Something about the stiffness in Dr. Owens’ facial features made Jen believe he didn’t want to answer that question. “Dr. Brenner’s team were highly skilled men and women looking to change the world.” 

“That’s a very diplomatic way of putting it,” Jen retorted. 

“It wasn’t what they did, it was what they discovered.” 

“Or how they handled that discovery?” 

Dr. Owens smirked and gestured towards Jen while looking at Hopper. “Your friend here is a pushy one.” 

Hopper returned a smirk. He pulled his chin off of his hand and sat up straighter. “Could NASA be doing the same thing in Ballard?” 

“I don’t want to start drilling down on conspiracy theories, Jim. As a man of science, my hypotheses tend to have more structure.” 

Jen stared at the tree line behind the doctor, trying to figure out her next question. "I've asked the Byers and Hopper about what happened here, but they've been tight-lipped. Which I imagine is your doing. If I ask you the same questions, are you going to tell me what went wrong here?" 

"I suppose that depends on how you ask your question," the doctor replied. 

"What took Will Byers last year?" 

"I'm not sure we have a real word for it. A monster, I guess." Dr. Owens looked uncomfortable, but he maintained a sense of stoicism that told Jen he hadn't actually faced it the same way Hopper or the Byers had. She pulled out a piece of paper ripped from a book.

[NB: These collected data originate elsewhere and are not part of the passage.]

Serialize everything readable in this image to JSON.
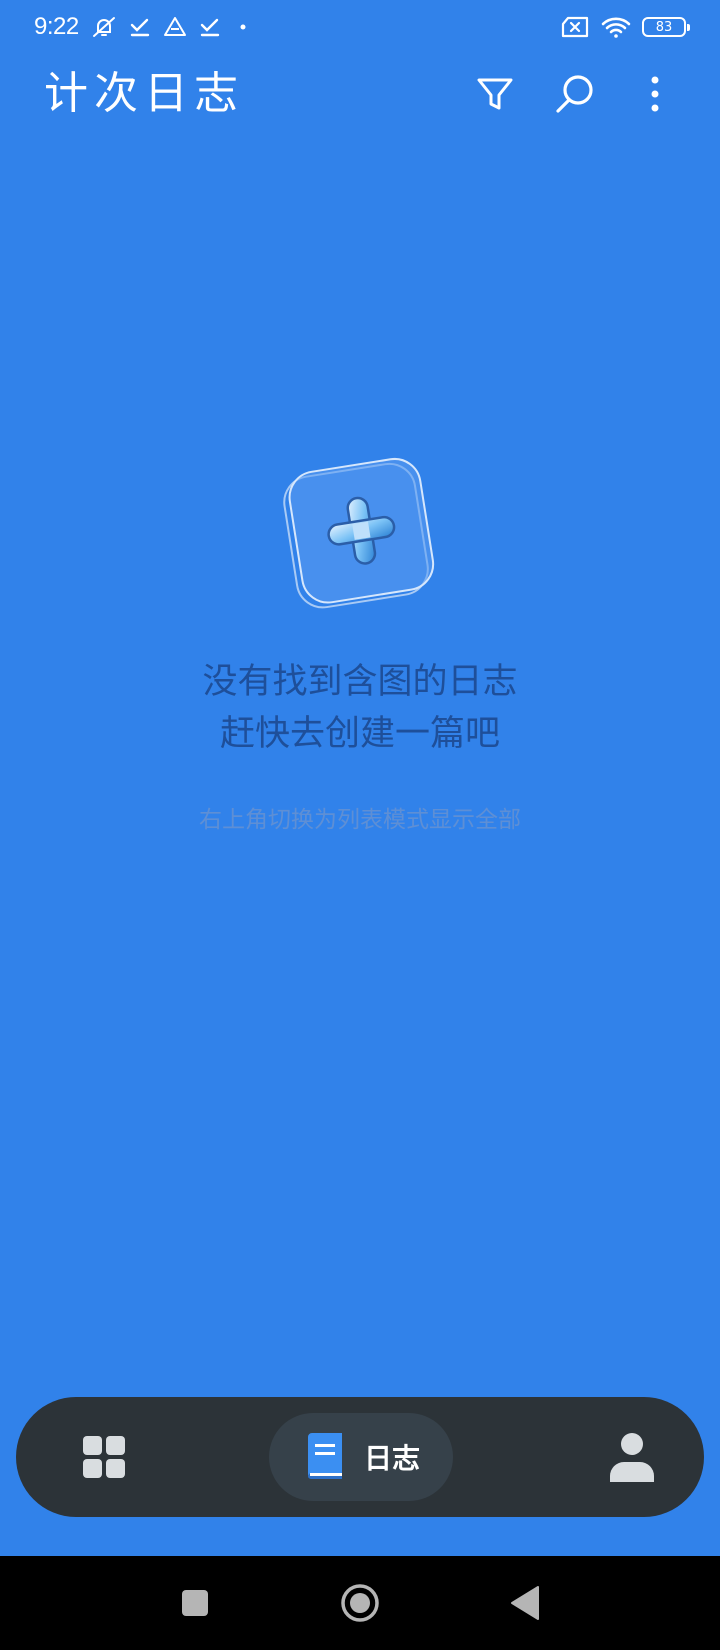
{
  "status_bar": {
    "time": "9:22",
    "battery": "83",
    "icons": [
      "bell-off-icon",
      "check-icon",
      "drive-icon",
      "check-icon",
      "dot-icon",
      "sim-x-icon",
      "wifi-icon",
      "battery-icon"
    ]
  },
  "app_bar": {
    "title": "计次日志",
    "actions": [
      "filter-icon",
      "search-icon",
      "more-vertical-icon"
    ]
  },
  "empty_state": {
    "icon": "add-icon",
    "title_line1": "没有找到含图的日志",
    "title_line2": "赶快去创建一篇吧",
    "hint": "右上角切换为列表模式显示全部"
  },
  "bottom_nav": {
    "items": [
      {
        "icon": "grid-icon",
        "label": ""
      },
      {
        "icon": "journal-icon",
        "label": "日志",
        "active": true
      },
      {
        "icon": "person-icon",
        "label": ""
      }
    ]
  },
  "colors": {
    "background": "#3182EA",
    "nav_bar": "#2C3338",
    "nav_active_pill": "#36414a",
    "title_text": "#1e4f9a",
    "hint_text": "#5e8fd5",
    "accent": "#3182EA"
  }
}
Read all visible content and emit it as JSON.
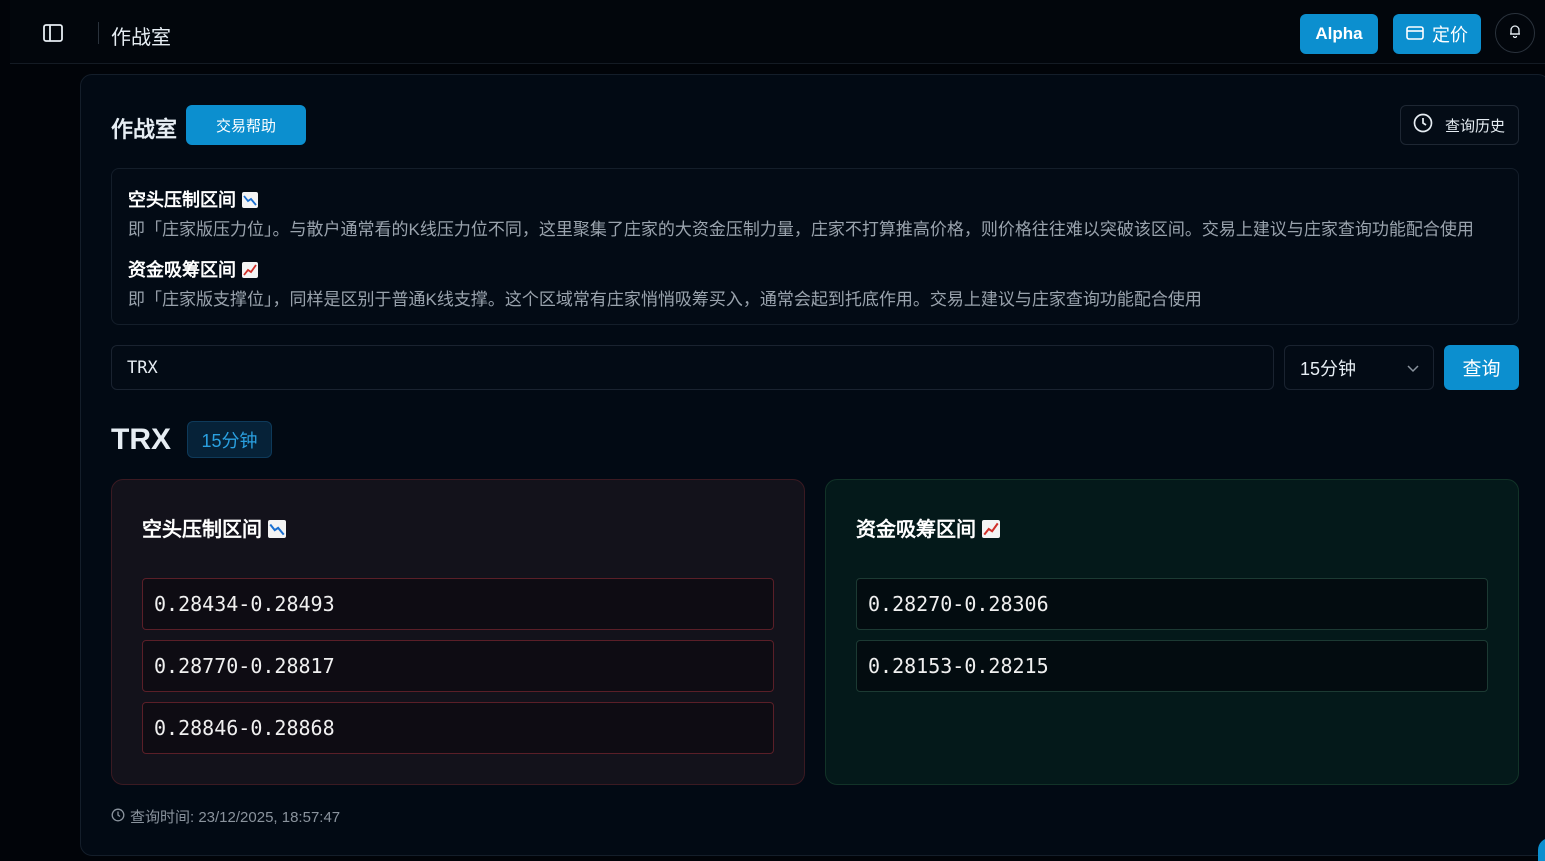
{
  "topbar": {
    "title": "作战室",
    "alpha_label": "Alpha",
    "pricing_label": "定价"
  },
  "page": {
    "title": "作战室",
    "help_label": "交易帮助",
    "history_label": "查询历史"
  },
  "info": {
    "short_title": "空头压制区间",
    "short_desc": "即「庄家版压力位」。与散户通常看的K线压力位不同，这里聚集了庄家的大资金压制力量，庄家不打算推高价格，则价格往往难以突破该区间。交易上建议与庄家查询功能配合使用",
    "long_title": "资金吸筹区间",
    "long_desc": "即「庄家版支撑位」，同样是区别于普通K线支撑。这个区域常有庄家悄悄吸筹买入，通常会起到托底作用。交易上建议与庄家查询功能配合使用"
  },
  "search": {
    "symbol_value": "TRX",
    "interval_value": "15分钟",
    "query_label": "查询"
  },
  "result": {
    "symbol": "TRX",
    "interval": "15分钟",
    "short_panel_title": "空头压制区间",
    "long_panel_title": "资金吸筹区间",
    "short_ranges": [
      "0.28434-0.28493",
      "0.28770-0.28817",
      "0.28846-0.28868"
    ],
    "long_ranges": [
      "0.28270-0.28306",
      "0.28153-0.28215"
    ],
    "query_time": "查询时间: 23/12/2025, 18:57:47"
  },
  "colors": {
    "accent": "#0c8fcf",
    "background": "#010409",
    "short_border": "#5a1f28",
    "long_border": "#1c3a33"
  },
  "icons": [
    "sidebar-toggle-icon",
    "card-icon",
    "bell-icon",
    "clock-icon",
    "chevron-down-icon",
    "chart-decreasing-icon",
    "chart-increasing-icon"
  ]
}
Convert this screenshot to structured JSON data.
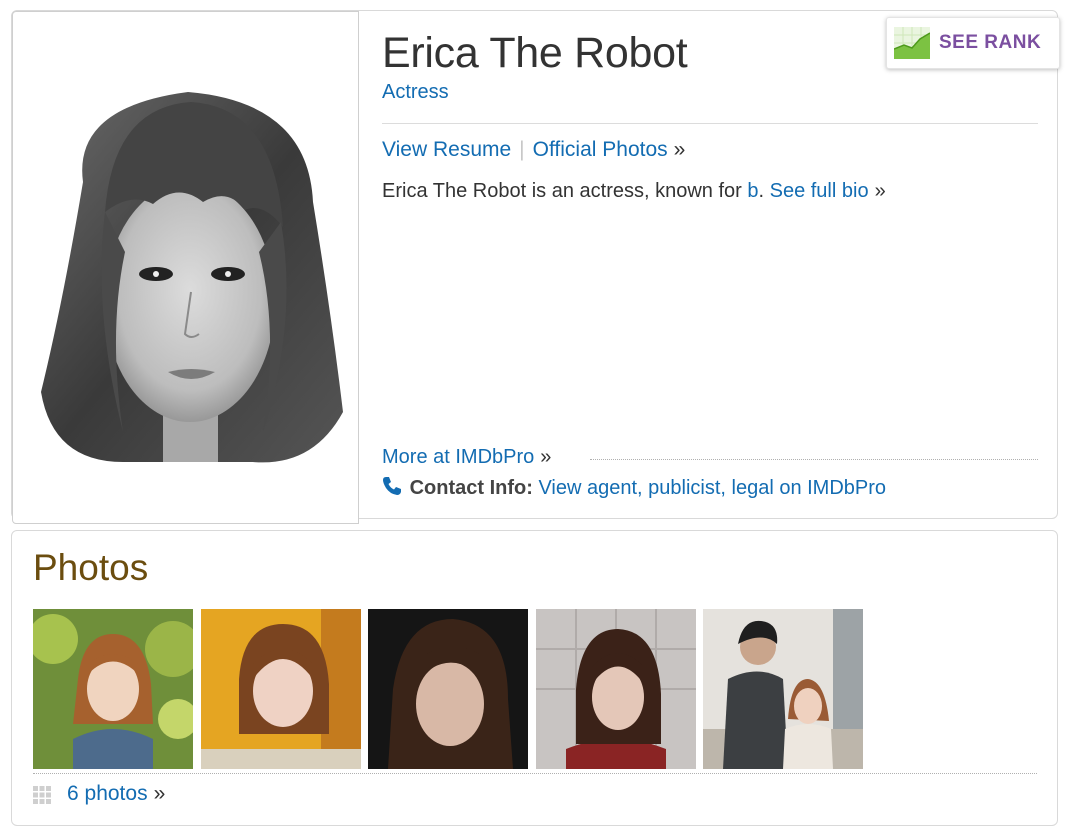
{
  "profile": {
    "name": "Erica The Robot",
    "job": "Actress",
    "view_resume": "View Resume",
    "official_photos": "Official Photos",
    "raquo": "»",
    "bio_text": "Erica The Robot is an actress, known for ",
    "bio_film": "b",
    "bio_period": ".",
    "see_full_bio": "See full bio",
    "more_imdbpro": "More at IMDbPro",
    "contact_label": "Contact Info:",
    "contact_link": "View agent, publicist, legal on IMDbPro",
    "see_rank": "SEE RANK",
    "portrait_icon": "portrait-photo"
  },
  "photos": {
    "title": "Photos",
    "count_link": "6 photos",
    "raquo": "»",
    "thumbs": [
      {
        "icon": "photo-thumb-1"
      },
      {
        "icon": "photo-thumb-2"
      },
      {
        "icon": "photo-thumb-3"
      },
      {
        "icon": "photo-thumb-4"
      },
      {
        "icon": "photo-thumb-5"
      }
    ]
  },
  "colors": {
    "link": "#136cb2",
    "photos_heading": "#6b4d0f",
    "see_rank": "#7b4fa0",
    "rank_icon": "#7cc242"
  }
}
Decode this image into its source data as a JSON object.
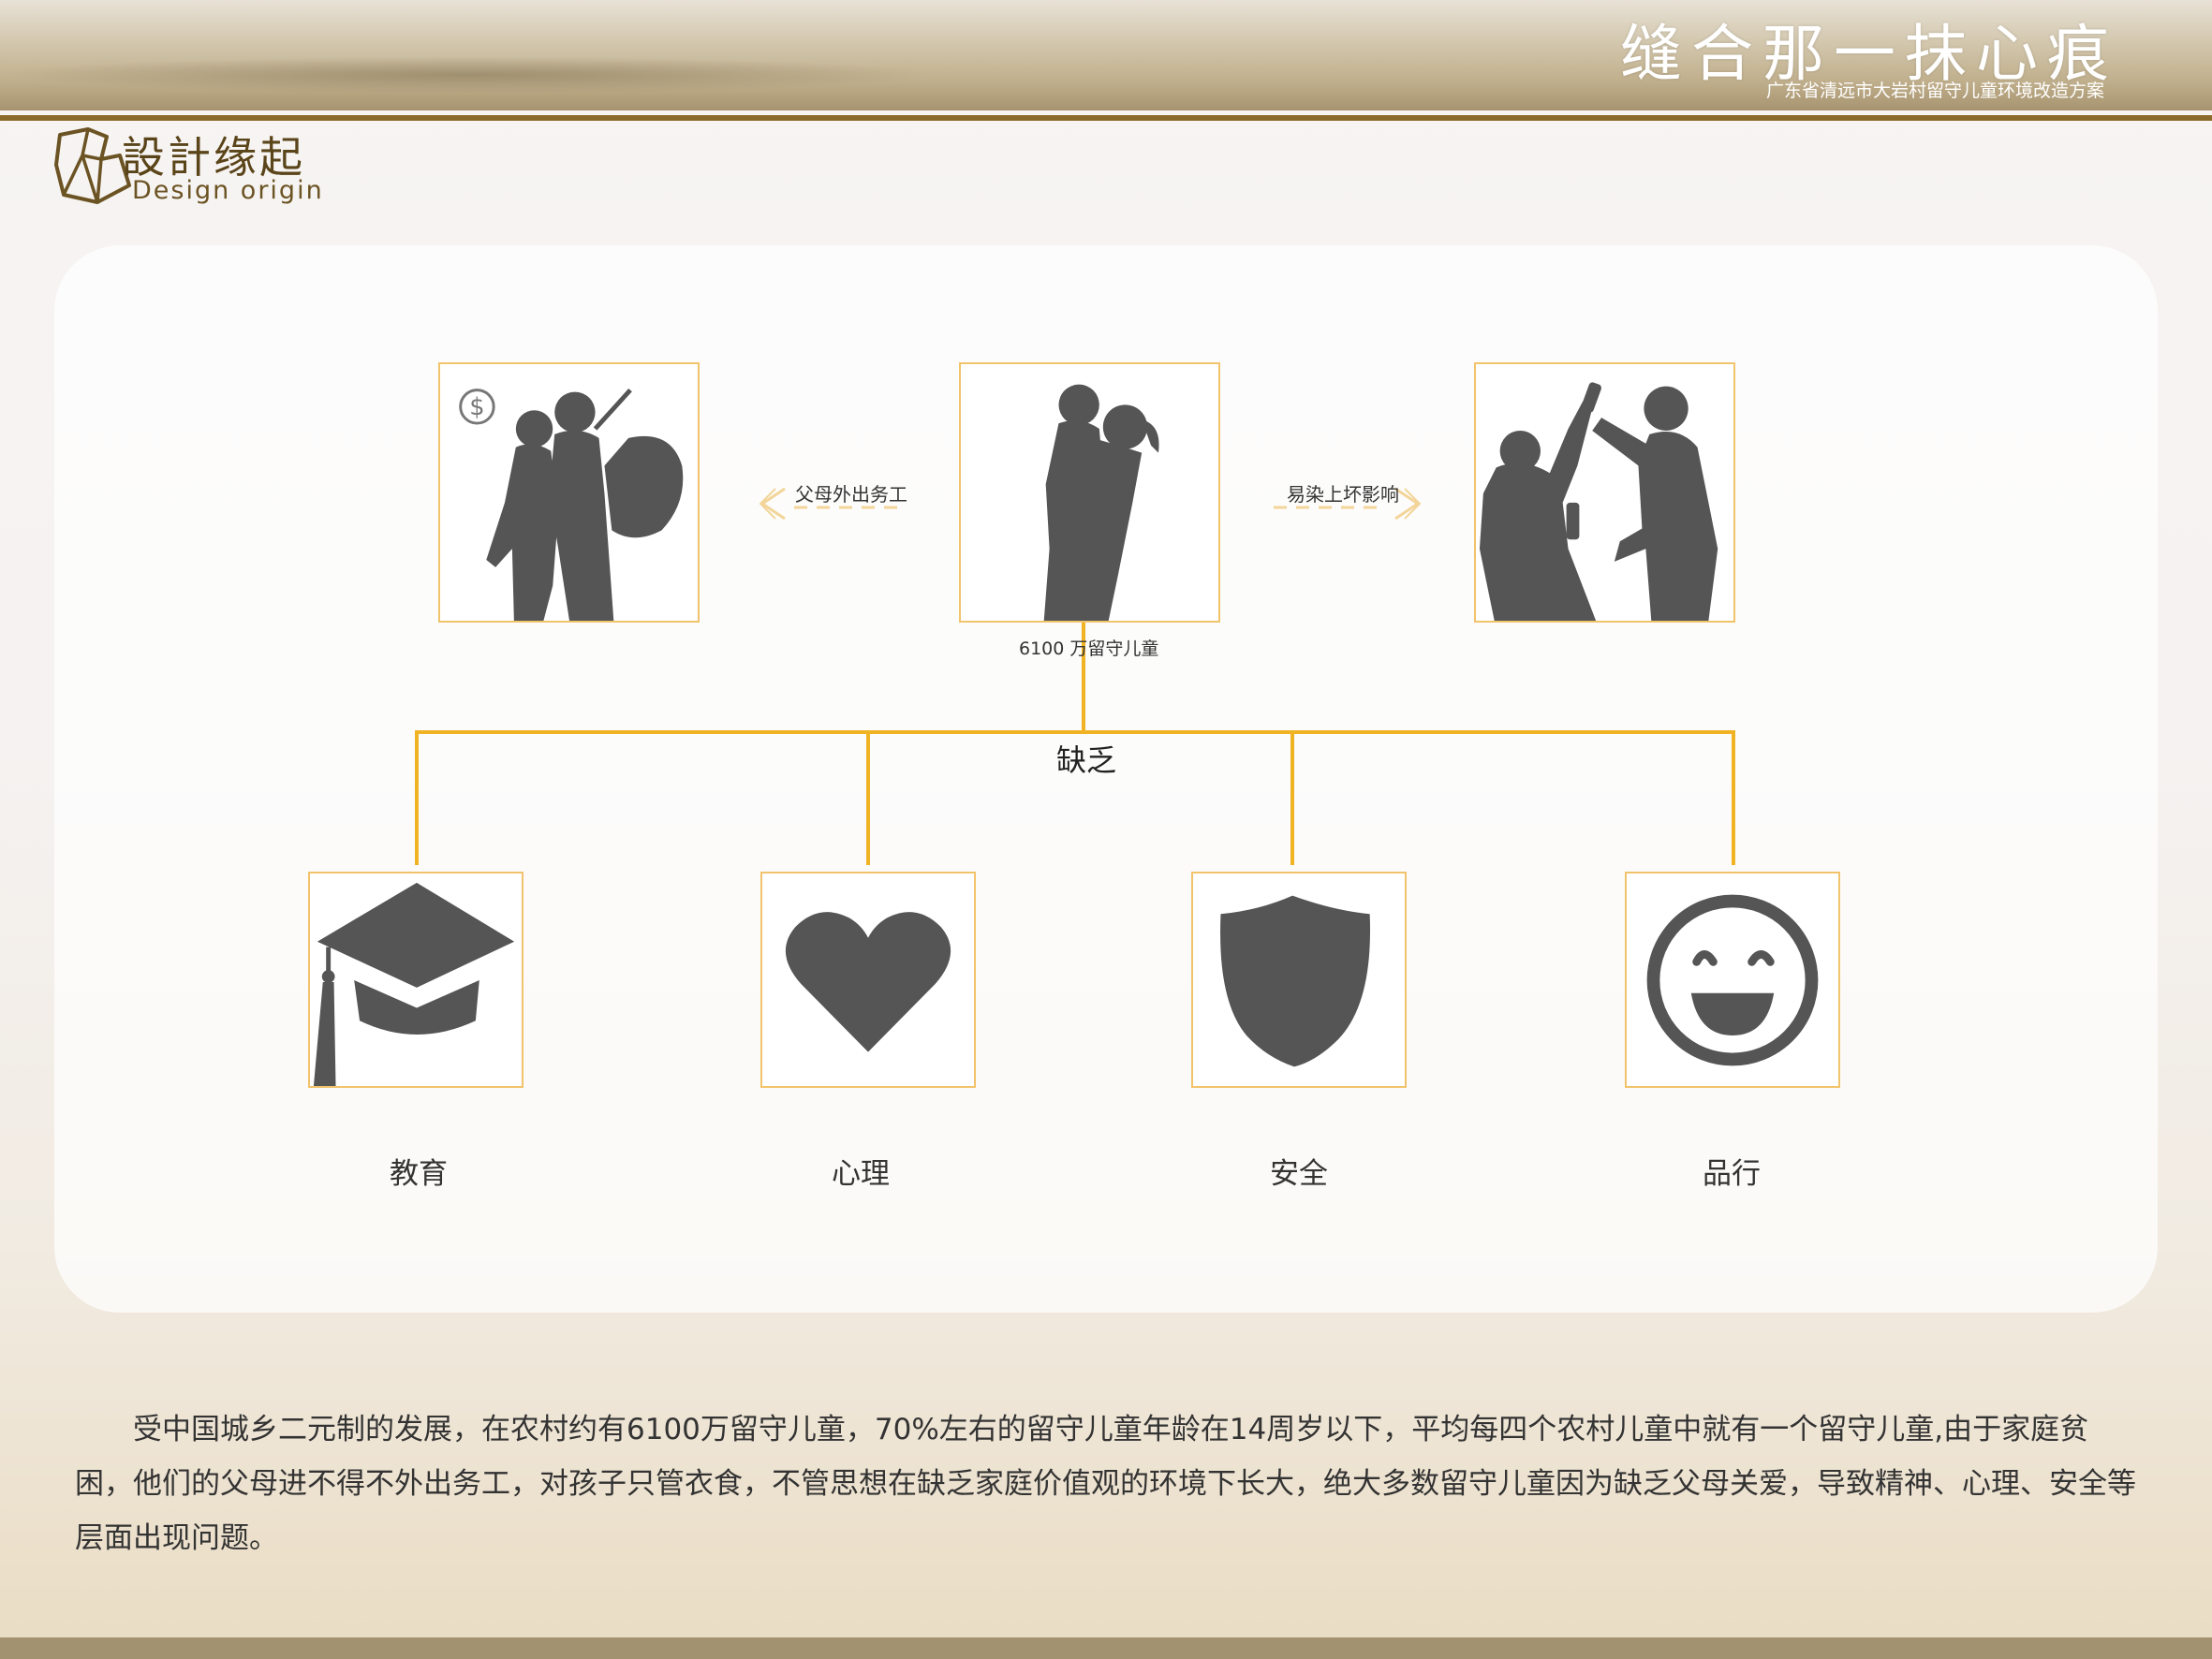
{
  "header": {
    "title": "缝合那一抹心痕",
    "subtitle": "广东省清远市大岩村留守儿童环境改造方案"
  },
  "section": {
    "title_cn": "設計缘起",
    "title_en": "Design origin"
  },
  "diagram": {
    "center_label": "6100 万留守儿童",
    "left_arrow_label": "父母外出务工",
    "right_arrow_label": "易染上坏影响",
    "branch_label": "缺乏",
    "items": [
      {
        "label": "教育",
        "icon": "graduation-cap-icon"
      },
      {
        "label": "心理",
        "icon": "heart-icon"
      },
      {
        "label": "安全",
        "icon": "shield-icon"
      },
      {
        "label": "品行",
        "icon": "smiley-icon"
      }
    ],
    "top_images": [
      "parents-leaving-silhouette",
      "child-silhouette",
      "bad-influence-silhouette"
    ],
    "colors": {
      "accent": "#f0b323",
      "icon": "#555555",
      "brand": "#8b6b2a"
    }
  },
  "description": "受中国城乡二元制的发展，在农村约有6100万留守儿童，70%左右的留守儿童年龄在14周岁以下，平均每四个农村儿童中就有一个留守儿童,由于家庭贫困，他们的父母进不得不外出务工，对孩子只管衣食，不管思想在缺乏家庭价值观的环境下长大，绝大多数留守儿童因为缺乏父母关爱，导致精神、心理、安全等层面出现问题。"
}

On it were three different drawings of skin-walkers: one with a lanky, contorted body and the face of a wolf; one with the head of a goat and the body of a man; and one with hardly any discernible features but tall. "What is this?" he asked. 

"These are pictures drawn from depictions of skin-walkers over the years," Jen replied. She pointed at the page. "Do any of these seem like what Hawkins saw?" 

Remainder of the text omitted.